In 1926, Max Ernst collaborated with Joan Miró in the creation of sets for Serge de Diaghilev's shows. With the precious help of Joan Miró, Max Ernst developed a new technique: the "scraping" of the pigment directly onto the canvas. This collaboration provoked indignation among the Surrealists, André Breton even said that they "made a pact with the powers of money. ».
In 1929, he returned to the practice of collage and published several collage-novels.
In 1934, he tried his hand at sculpture inspired by Alberto Giacometti.
In 1937, he met Leonora Carrington with whom he settled in Saint-Martin-d'Ardèche.

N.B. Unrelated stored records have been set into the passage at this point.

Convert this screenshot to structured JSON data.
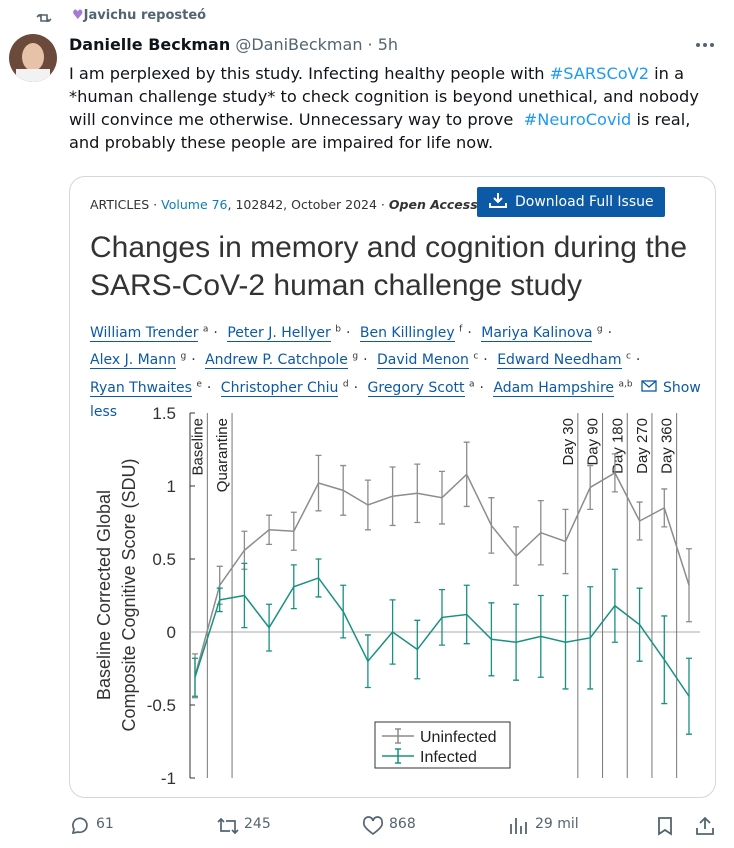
{
  "repost": {
    "label": "Javichu reposteó"
  },
  "tweet": {
    "author": {
      "name": "Danielle Beckman",
      "handle": "@DaniBeckman",
      "separator": "·",
      "time": "5h"
    },
    "text": [
      {
        "text": "I am perplexed by this study. Infecting healthy people with "
      },
      {
        "text": "#SARSCoV2",
        "link": true
      },
      {
        "text": " in a *human challenge study* to check cognition is beyond unethical, and nobody will convince me otherwise. Unnecessary way to prove  "
      },
      {
        "text": "#NeuroCovid",
        "link": true
      },
      {
        "text": " is real, and probably these people are impaired for life now."
      }
    ],
    "media": {
      "article": {
        "section": "ARTICLES",
        "separator": "·",
        "volume": "Volume 76",
        "details": ", 102842, October 2024",
        "access": "Open Access",
        "download": "Download Full Issue",
        "title": "Changes in memory and cognition during the SARS-CoV-2 human challenge study",
        "authors": [
          {
            "name": "William Trender",
            "sup": "a"
          },
          {
            "name": "Peter J. Hellyer",
            "sup": "b"
          },
          {
            "name": "Ben Killingley",
            "sup": "f"
          },
          {
            "name": "Mariya Kalinova",
            "sup": "g"
          },
          {
            "name": "Alex J. Mann",
            "sup": "g"
          },
          {
            "name": "Andrew P. Catchpole",
            "sup": "g"
          },
          {
            "name": "David Menon",
            "sup": "c"
          },
          {
            "name": "Edward Needham",
            "sup": "c"
          },
          {
            "name": "Ryan Thwaites",
            "sup": "e"
          },
          {
            "name": "Christopher Chiu",
            "sup": "d"
          },
          {
            "name": "Gregory Scott",
            "sup": "a"
          },
          {
            "name": "Adam Hampshire",
            "sup": "a,b"
          }
        ],
        "show_less": "Show less"
      },
      "chart": {
        "type": "line",
        "ylabel": [
          "Baseline Corrected Global",
          "Composite Cognitive Score (SDU)"
        ],
        "ylim": [
          -1,
          1.5
        ],
        "yticks": [
          -1,
          -0.5,
          0,
          0.5,
          1,
          1.5
        ],
        "phases": [
          "Baseline",
          "Quarantine",
          "Day 30",
          "Day 90",
          "Day 180",
          "Day 270",
          "Day 360"
        ],
        "series": [
          {
            "name": "Uninfected",
            "color": "#8c8c8c",
            "values": [
              -0.3,
              0.32,
              0.56,
              0.7,
              0.69,
              1.02,
              0.97,
              0.87,
              0.93,
              0.95,
              0.92,
              1.08,
              0.73,
              0.52,
              0.68,
              0.62,
              0.99,
              1.09,
              0.76,
              0.85,
              0.32
            ],
            "errors": [
              0.15,
              0.13,
              0.13,
              0.1,
              0.13,
              0.19,
              0.17,
              0.17,
              0.2,
              0.2,
              0.18,
              0.22,
              0.19,
              0.2,
              0.22,
              0.22,
              0.15,
              0.13,
              0.13,
              0.13,
              0.25
            ]
          },
          {
            "name": "Infected",
            "color": "#1a9080",
            "values": [
              -0.31,
              0.22,
              0.25,
              0.03,
              0.31,
              0.37,
              0.14,
              -0.2,
              0.0,
              -0.12,
              0.1,
              0.12,
              -0.05,
              -0.07,
              -0.03,
              -0.07,
              -0.04,
              0.18,
              0.05,
              -0.19,
              -0.44
            ],
            "errors": [
              0.13,
              0.08,
              0.22,
              0.16,
              0.15,
              0.13,
              0.18,
              0.18,
              0.22,
              0.2,
              0.19,
              0.2,
              0.25,
              0.26,
              0.28,
              0.32,
              0.35,
              0.25,
              0.25,
              0.3,
              0.26
            ]
          }
        ]
      }
    },
    "actions": {
      "replies": 61,
      "reposts": 245,
      "likes": 868,
      "views": "29 mil"
    }
  }
}
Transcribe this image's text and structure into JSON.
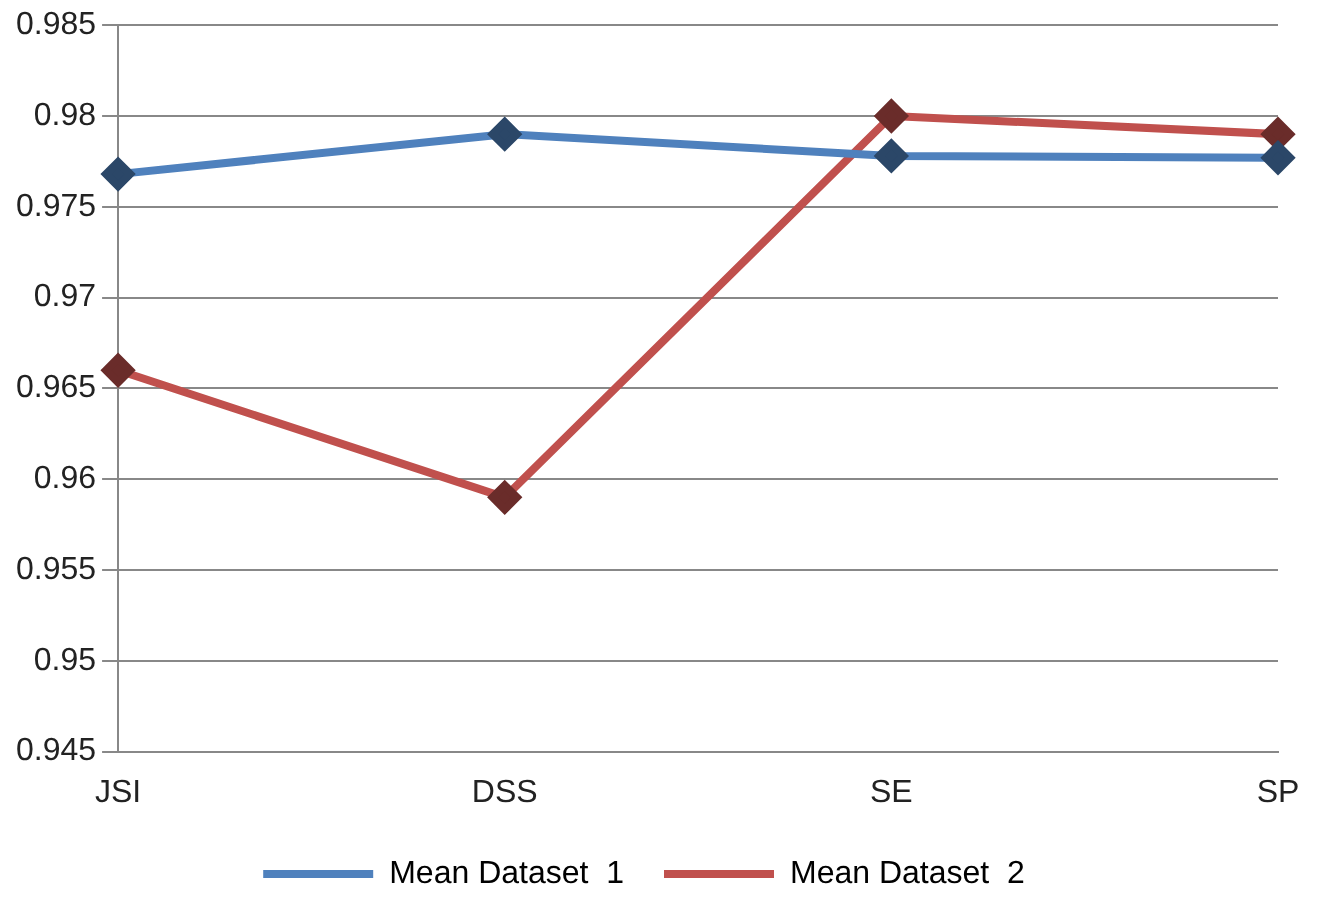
{
  "chart_data": {
    "type": "line",
    "categories": [
      "JSI",
      "DSS",
      "SE",
      "SP"
    ],
    "series": [
      {
        "name": "Mean Dataset  1",
        "color": "#4f81bd",
        "values": [
          0.9768,
          0.979,
          0.9778,
          0.9777
        ]
      },
      {
        "name": "Mean Dataset  2",
        "color": "#c0504d",
        "values": [
          0.966,
          0.959,
          0.98,
          0.979
        ]
      }
    ],
    "ylim": [
      0.945,
      0.985
    ],
    "yticks": [
      0.945,
      0.95,
      0.955,
      0.96,
      0.965,
      0.97,
      0.975,
      0.98,
      0.985
    ],
    "grid": "y",
    "legend": "bottom",
    "marker": "diamond",
    "line_style": "solid"
  }
}
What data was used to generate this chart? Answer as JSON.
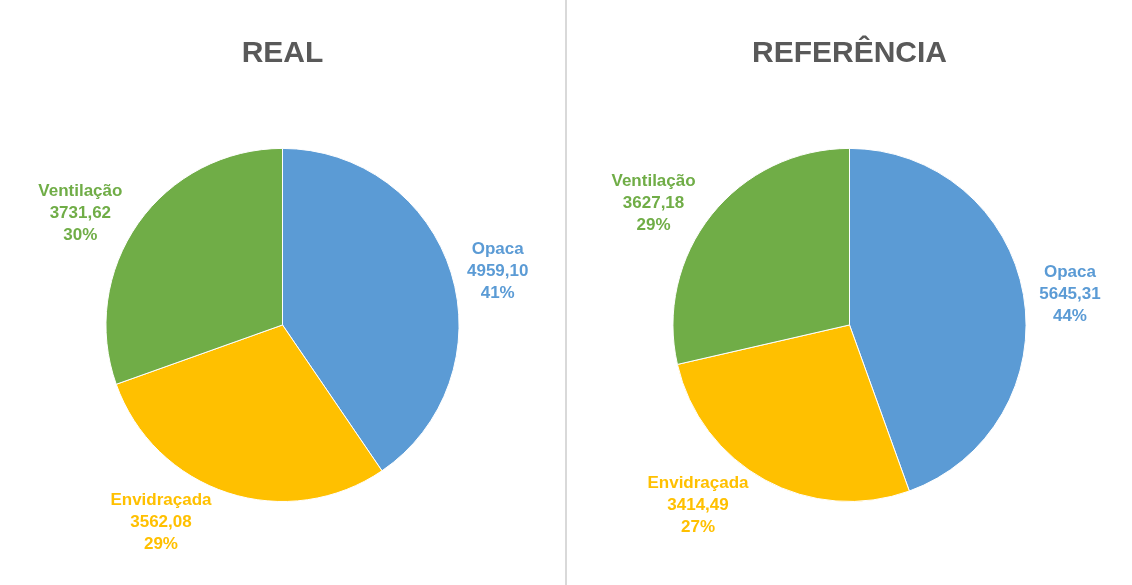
{
  "chart_data": [
    {
      "type": "pie",
      "title": "REAL",
      "categories": [
        "Opaca",
        "Envidraçada",
        "Ventilação"
      ],
      "values": [
        4959.1,
        3562.08,
        3731.62
      ],
      "colors": [
        "#5b9bd5",
        "#ffc000",
        "#70ad47"
      ],
      "value_labels": [
        "4959,10\n41%",
        "3562,08\n29%",
        "3731,62\n30%"
      ],
      "legend": false
    },
    {
      "type": "pie",
      "title": "REFERÊNCIA",
      "categories": [
        "Opaca",
        "Envidraçada",
        "Ventilação"
      ],
      "values": [
        5645.31,
        3414.49,
        3627.18
      ],
      "colors": [
        "#5b9bd5",
        "#ffc000",
        "#70ad47"
      ],
      "value_labels": [
        "5645,31\n44%",
        "3414,49\n27%",
        "3627,18\n29%"
      ],
      "legend": false
    }
  ]
}
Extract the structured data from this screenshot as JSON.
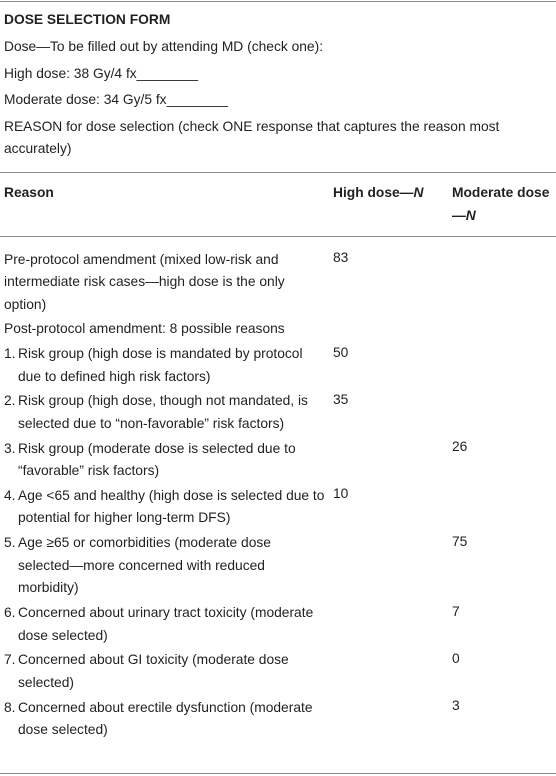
{
  "form": {
    "title": "DOSE SELECTION FORM",
    "lines": [
      "Dose—To be filled out by attending MD (check one):",
      "High dose: 38 Gy/4 fx________",
      "Moderate dose: 34 Gy/5 fx________",
      "REASON for dose selection (check ONE response that captures the reason most accurately)"
    ]
  },
  "table": {
    "header": {
      "reason": "Reason",
      "high": "High dose—",
      "high_n": "N",
      "moderate": "Moderate dose—",
      "moderate_n": "N"
    },
    "rows": [
      {
        "reason": "Pre-protocol amendment (mixed low-risk and intermediate risk cases—high dose is the only option)",
        "high": 83,
        "moderate": null
      },
      {
        "reason": "Post-protocol amendment: 8 possible reasons",
        "high": null,
        "moderate": null
      },
      {
        "num": "1.",
        "reason": "Risk group (high dose is mandated by protocol due to defined high risk factors)",
        "high": 50,
        "moderate": null
      },
      {
        "num": "2.",
        "reason": "Risk group (high dose, though not mandated, is selected due to “non-favorable” risk factors)",
        "high": 35,
        "moderate": null
      },
      {
        "num": "3.",
        "reason": "Risk group (moderate dose is selected due to “favorable” risk factors)",
        "high": null,
        "moderate": 26
      },
      {
        "num": "4.",
        "reason": "Age <65 and healthy (high dose is selected due to potential for higher long-term DFS)",
        "high": 10,
        "moderate": null
      },
      {
        "num": "5.",
        "reason": "Age ≥65 or comorbidities (moderate dose selected—more concerned with reduced morbidity)",
        "high": null,
        "moderate": 75
      },
      {
        "num": "6.",
        "reason": "Concerned about urinary tract toxicity (moderate dose selected)",
        "high": null,
        "moderate": 7
      },
      {
        "num": "7.",
        "reason": "Concerned about GI toxicity (moderate dose selected)",
        "high": null,
        "moderate": 0
      },
      {
        "num": "8.",
        "reason": "Concerned about erectile dysfunction (moderate dose selected)",
        "high": null,
        "moderate": 3
      }
    ]
  }
}
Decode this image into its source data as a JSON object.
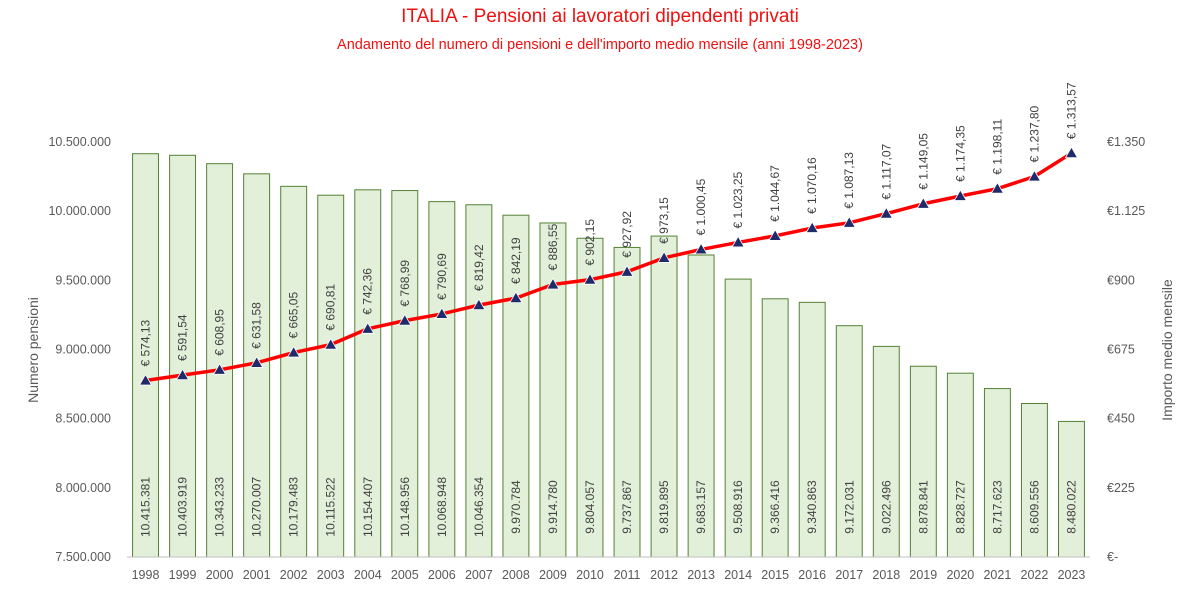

In 1938, Peggy Guggenheim acquired several works by Max Ernst, which she exhibited in her London art gallery. In the same year, Max Ernst left the Surrealists because André Breton wanted him to convert to Trotskyism and stop seeing Paul Éluard.
His American period
At the beginning of the Second World War, Max Ernst was arrested as an "enemy alien". Together with Hans Bellmer, he was interned in the Camp des Milles near Aix-en-Provence. Later, Peggy Guggenheim helped him to leave the country. He arrived in the United States in 1941, welcomed by her son Jimmy. Peggy and Max travelled the country together and were married in 1942, but the marriage was short-lived.
Then Max Ernst moved to New York, where he met Marcel Duchamp and André Breton. In New York, Ernst tried his hand at "dripping", a technique later adopted by Jackson Pollock. It consists of leaving paint colour on the canvas from a perforated container.
In October 1946, he married Dorothea Tanning in California and the couple moved to Sedona, Arizona. Very inspired by the nature of this region, Max Ernst used it as a source of inspiration for his sculptures.
In 1948, he became an American citizen.
His return to France
In 1950, Max Ernst returned to Europe to travel and exhibit, notably in Paris.
In 1953, he set down his luggage in Paris and opted to buy a studio in the impasse Ronsin.
In 1954, he won the Grand Prize at the Venice Biennale.
Between 1955 and 1963, he lived in Huismes in Indre-et-Loire. During this period, he produced works marked by Touraine.
In 1958, he became French and in 1959, he received the national prize of arts and crafts. Retrospective exhibitions on Max Ernst are held in Chicago, New York, Zurich, London and Cologne.
In 1963, he bought a property in the Var.
Max Ernst died in Paris on 1 April 1976.